Not long after that, having spent years insisting his work must be kept absolutely secret for the sake of national security, he spilled all his secrets in print, enraging the government, which nevertheless declined to prosecute him. The State Department lied to the public by disavowing the truth of the book’s contents. And Yardley subsequently wrote another work that focused on Japanese codes, making heavy use of actual messages he’d intercepted from Japan. It was “the first and only manuscript in American literary history to be seized and impounded for national security reasons by the United States government.”

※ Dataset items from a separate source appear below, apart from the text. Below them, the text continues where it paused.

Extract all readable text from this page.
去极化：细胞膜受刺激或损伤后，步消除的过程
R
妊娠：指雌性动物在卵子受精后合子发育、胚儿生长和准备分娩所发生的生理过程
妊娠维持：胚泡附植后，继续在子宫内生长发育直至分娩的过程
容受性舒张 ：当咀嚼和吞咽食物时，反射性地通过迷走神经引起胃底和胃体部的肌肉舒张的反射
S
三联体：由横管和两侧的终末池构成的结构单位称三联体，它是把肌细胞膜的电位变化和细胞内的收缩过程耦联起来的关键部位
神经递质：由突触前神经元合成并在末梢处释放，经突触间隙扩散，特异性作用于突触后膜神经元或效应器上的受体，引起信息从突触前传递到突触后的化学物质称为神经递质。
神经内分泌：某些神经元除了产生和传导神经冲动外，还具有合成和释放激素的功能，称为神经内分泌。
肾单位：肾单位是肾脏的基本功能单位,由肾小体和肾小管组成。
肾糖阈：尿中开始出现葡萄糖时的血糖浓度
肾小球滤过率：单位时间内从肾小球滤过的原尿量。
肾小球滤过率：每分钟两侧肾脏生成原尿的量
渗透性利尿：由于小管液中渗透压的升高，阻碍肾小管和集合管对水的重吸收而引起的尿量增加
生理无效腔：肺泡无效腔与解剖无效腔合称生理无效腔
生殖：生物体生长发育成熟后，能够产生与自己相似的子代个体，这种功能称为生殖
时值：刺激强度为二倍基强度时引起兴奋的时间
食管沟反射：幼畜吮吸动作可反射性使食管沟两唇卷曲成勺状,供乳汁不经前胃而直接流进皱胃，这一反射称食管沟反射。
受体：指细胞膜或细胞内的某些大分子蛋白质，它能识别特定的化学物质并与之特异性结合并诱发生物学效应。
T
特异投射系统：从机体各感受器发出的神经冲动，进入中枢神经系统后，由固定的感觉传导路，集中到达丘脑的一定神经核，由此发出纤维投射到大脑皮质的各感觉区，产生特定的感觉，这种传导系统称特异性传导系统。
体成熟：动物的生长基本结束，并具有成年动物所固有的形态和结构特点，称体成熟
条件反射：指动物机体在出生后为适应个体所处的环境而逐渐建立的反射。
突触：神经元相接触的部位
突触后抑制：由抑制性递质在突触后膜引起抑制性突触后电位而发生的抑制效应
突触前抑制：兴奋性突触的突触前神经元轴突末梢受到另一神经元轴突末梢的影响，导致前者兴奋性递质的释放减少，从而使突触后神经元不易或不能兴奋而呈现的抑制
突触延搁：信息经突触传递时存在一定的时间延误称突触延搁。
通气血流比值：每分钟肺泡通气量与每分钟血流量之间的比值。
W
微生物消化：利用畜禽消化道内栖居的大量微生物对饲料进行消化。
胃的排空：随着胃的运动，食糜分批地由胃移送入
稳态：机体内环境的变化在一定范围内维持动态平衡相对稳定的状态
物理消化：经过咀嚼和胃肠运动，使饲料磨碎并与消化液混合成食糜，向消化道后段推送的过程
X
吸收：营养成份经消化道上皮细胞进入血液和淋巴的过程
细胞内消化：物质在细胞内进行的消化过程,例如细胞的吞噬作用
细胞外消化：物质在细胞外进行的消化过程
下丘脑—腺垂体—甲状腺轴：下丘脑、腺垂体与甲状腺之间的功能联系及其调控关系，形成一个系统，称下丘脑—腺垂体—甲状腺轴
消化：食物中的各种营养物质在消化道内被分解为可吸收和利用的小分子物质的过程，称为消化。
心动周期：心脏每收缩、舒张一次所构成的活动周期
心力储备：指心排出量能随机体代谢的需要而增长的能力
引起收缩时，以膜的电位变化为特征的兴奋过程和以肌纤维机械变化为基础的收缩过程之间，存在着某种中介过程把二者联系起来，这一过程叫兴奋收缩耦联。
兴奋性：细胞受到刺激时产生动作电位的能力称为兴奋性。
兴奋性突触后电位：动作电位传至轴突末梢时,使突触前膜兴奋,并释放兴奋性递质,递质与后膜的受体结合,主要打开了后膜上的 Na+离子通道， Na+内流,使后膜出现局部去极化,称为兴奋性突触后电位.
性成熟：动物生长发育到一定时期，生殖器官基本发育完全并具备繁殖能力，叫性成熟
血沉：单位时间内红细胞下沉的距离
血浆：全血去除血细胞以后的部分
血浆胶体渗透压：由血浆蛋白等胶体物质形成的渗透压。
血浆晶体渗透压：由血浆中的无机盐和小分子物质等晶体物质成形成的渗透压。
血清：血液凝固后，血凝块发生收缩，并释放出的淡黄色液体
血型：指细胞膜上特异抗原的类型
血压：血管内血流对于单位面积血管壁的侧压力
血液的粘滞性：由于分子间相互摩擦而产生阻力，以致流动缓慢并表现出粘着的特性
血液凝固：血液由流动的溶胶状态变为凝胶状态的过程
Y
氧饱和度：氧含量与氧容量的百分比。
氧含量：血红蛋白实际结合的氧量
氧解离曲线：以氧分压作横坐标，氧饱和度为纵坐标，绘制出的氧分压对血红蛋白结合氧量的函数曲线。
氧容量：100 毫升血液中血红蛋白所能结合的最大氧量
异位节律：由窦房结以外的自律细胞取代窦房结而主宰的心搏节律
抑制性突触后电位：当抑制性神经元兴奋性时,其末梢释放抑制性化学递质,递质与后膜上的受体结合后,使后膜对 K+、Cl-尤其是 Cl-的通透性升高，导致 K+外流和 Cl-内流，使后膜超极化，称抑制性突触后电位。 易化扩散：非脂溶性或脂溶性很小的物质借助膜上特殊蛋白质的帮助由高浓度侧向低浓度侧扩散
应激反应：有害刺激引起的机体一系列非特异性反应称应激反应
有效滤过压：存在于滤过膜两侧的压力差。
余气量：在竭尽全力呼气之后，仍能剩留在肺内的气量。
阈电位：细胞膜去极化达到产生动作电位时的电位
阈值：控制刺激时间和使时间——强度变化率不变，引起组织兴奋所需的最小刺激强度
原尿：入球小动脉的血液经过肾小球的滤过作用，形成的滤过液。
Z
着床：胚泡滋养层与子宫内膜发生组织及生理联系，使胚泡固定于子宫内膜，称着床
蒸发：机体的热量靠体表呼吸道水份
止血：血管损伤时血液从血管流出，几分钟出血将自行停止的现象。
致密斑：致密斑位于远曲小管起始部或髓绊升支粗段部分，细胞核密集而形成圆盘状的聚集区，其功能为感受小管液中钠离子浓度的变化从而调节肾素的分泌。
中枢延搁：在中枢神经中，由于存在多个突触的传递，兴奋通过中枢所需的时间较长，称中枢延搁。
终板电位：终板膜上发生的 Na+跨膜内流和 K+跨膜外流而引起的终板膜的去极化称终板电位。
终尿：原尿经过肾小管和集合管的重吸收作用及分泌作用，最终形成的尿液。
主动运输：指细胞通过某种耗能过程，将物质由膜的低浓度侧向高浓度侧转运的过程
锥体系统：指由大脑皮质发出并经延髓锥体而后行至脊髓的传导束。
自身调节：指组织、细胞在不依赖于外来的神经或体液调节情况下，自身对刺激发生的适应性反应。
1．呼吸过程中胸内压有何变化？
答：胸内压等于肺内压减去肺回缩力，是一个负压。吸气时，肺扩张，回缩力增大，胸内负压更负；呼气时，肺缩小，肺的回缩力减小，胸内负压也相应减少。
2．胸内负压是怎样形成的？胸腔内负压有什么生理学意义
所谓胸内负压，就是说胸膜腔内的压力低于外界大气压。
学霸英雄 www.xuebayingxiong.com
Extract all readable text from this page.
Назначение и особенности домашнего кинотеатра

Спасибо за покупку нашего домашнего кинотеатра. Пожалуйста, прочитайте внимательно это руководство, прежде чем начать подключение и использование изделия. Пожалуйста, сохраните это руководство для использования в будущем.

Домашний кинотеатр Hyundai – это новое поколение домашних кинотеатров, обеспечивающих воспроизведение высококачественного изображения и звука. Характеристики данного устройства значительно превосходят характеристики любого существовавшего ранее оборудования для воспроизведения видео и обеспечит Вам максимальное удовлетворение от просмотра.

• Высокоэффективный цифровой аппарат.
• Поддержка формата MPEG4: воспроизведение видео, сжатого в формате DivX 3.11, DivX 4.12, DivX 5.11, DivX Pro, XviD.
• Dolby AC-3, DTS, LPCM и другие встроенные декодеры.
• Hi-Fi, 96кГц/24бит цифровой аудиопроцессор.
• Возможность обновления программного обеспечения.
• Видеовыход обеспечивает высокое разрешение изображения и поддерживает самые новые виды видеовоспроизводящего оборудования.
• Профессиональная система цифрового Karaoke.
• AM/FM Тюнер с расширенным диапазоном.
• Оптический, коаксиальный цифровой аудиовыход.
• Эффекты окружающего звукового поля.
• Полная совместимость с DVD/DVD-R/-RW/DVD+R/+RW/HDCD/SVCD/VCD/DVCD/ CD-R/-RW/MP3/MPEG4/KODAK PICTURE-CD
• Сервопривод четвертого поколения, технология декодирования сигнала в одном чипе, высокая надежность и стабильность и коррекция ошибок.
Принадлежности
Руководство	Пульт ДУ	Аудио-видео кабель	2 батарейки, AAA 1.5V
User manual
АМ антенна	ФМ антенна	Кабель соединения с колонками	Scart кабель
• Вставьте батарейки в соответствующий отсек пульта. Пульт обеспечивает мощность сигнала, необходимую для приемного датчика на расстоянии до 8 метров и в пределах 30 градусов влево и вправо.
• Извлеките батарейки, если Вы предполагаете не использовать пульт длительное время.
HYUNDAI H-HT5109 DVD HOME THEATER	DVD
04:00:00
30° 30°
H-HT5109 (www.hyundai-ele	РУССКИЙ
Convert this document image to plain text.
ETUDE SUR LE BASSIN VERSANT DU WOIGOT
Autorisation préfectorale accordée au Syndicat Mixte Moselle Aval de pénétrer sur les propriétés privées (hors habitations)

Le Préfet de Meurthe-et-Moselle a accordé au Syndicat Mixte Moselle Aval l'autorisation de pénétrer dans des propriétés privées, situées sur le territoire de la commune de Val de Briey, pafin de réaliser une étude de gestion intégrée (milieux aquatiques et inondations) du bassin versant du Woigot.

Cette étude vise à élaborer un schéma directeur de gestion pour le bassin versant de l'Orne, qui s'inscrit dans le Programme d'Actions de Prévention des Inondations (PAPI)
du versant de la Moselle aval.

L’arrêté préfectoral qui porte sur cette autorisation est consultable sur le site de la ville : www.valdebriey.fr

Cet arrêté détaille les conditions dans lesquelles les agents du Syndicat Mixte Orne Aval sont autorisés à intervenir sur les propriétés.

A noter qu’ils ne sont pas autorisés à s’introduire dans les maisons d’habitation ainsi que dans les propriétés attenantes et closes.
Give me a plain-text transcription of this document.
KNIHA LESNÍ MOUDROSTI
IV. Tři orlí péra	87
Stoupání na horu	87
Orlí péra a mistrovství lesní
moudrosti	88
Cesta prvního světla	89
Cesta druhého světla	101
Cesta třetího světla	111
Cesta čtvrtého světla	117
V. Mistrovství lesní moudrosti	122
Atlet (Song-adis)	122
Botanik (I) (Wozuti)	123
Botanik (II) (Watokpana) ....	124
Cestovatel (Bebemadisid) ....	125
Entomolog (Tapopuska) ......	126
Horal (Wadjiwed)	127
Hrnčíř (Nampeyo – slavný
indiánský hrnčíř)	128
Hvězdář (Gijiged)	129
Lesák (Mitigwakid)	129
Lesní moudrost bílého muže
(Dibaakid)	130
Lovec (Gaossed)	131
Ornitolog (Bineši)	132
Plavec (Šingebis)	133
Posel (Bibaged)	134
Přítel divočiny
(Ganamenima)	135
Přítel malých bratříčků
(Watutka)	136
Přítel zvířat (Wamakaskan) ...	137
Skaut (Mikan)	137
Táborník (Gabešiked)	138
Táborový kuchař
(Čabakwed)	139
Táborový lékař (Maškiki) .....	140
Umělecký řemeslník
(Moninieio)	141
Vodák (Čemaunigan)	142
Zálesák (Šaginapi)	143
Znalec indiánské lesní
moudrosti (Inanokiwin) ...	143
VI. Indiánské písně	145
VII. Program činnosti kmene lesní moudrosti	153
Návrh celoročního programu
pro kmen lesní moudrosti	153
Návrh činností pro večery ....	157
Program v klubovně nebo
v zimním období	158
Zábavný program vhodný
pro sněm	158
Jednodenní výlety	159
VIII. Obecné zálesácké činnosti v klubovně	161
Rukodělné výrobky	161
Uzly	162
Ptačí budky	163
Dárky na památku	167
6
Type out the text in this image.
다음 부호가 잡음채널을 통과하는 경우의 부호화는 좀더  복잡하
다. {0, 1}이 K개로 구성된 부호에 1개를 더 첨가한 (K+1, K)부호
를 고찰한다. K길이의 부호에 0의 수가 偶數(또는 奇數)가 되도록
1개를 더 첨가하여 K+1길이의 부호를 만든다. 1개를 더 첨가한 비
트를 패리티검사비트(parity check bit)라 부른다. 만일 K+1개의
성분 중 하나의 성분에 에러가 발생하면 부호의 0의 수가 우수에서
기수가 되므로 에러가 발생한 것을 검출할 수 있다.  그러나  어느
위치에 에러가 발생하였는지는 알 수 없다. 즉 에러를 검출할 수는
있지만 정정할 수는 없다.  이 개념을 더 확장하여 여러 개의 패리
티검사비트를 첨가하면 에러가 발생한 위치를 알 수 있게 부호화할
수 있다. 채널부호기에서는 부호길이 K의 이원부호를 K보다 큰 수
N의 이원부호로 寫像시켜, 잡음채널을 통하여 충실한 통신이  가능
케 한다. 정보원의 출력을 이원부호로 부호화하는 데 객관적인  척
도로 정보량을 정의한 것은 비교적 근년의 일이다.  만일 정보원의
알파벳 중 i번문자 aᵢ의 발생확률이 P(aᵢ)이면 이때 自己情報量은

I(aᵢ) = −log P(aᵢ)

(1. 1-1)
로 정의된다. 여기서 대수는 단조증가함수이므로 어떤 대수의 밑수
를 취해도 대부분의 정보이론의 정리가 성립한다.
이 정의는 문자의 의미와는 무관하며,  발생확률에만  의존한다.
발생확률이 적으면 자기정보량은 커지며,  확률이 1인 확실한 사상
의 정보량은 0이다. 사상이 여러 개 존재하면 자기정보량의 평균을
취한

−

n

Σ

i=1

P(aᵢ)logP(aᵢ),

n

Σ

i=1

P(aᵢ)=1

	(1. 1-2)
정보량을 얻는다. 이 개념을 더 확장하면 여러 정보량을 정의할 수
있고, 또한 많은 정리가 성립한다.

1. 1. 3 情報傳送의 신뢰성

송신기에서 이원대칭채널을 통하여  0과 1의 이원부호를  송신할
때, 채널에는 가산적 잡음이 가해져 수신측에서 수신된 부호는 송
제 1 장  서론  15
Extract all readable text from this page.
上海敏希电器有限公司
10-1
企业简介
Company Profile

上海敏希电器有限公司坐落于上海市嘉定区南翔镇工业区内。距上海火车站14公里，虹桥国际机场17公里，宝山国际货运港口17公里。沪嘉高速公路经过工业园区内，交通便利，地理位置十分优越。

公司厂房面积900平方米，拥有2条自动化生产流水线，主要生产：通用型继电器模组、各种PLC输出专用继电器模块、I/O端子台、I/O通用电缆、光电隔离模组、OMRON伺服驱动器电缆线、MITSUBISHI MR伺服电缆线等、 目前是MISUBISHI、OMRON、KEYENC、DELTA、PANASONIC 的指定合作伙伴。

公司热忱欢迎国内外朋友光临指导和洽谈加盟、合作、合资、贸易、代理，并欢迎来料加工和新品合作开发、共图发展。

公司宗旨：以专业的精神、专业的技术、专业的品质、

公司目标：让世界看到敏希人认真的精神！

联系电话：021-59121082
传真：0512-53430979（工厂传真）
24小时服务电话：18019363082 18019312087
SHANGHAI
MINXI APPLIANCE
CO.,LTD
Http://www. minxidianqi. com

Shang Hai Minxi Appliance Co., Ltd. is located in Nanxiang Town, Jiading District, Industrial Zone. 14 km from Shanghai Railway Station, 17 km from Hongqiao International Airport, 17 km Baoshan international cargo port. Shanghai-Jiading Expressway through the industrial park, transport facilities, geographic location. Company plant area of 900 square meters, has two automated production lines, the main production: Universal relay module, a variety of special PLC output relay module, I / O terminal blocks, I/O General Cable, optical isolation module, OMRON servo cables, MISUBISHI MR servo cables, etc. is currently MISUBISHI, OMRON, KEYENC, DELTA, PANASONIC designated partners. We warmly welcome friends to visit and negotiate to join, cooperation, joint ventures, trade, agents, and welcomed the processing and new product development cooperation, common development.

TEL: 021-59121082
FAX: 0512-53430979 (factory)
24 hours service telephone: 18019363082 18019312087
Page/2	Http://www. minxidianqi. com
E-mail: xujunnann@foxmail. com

As Bamford goes on to relate, Congress then passed a law that survived for decades, only slightly amended. The language that FDR signed on June 10, 1933:
… whoever, by virtue of his employment by the United States, shall obtain from another or shall have custody of or access to, any official diplomatic code or any matter prepared in such code, and shall willfully, without authorization or public authority, publish or furnish to another any such code or matter, or any matter which was obtained while in the process of transmission between any foreign government and its diplomatic mission in the United States, shall be fined not more than $10,000 or imprisoned not more than ten years, or both.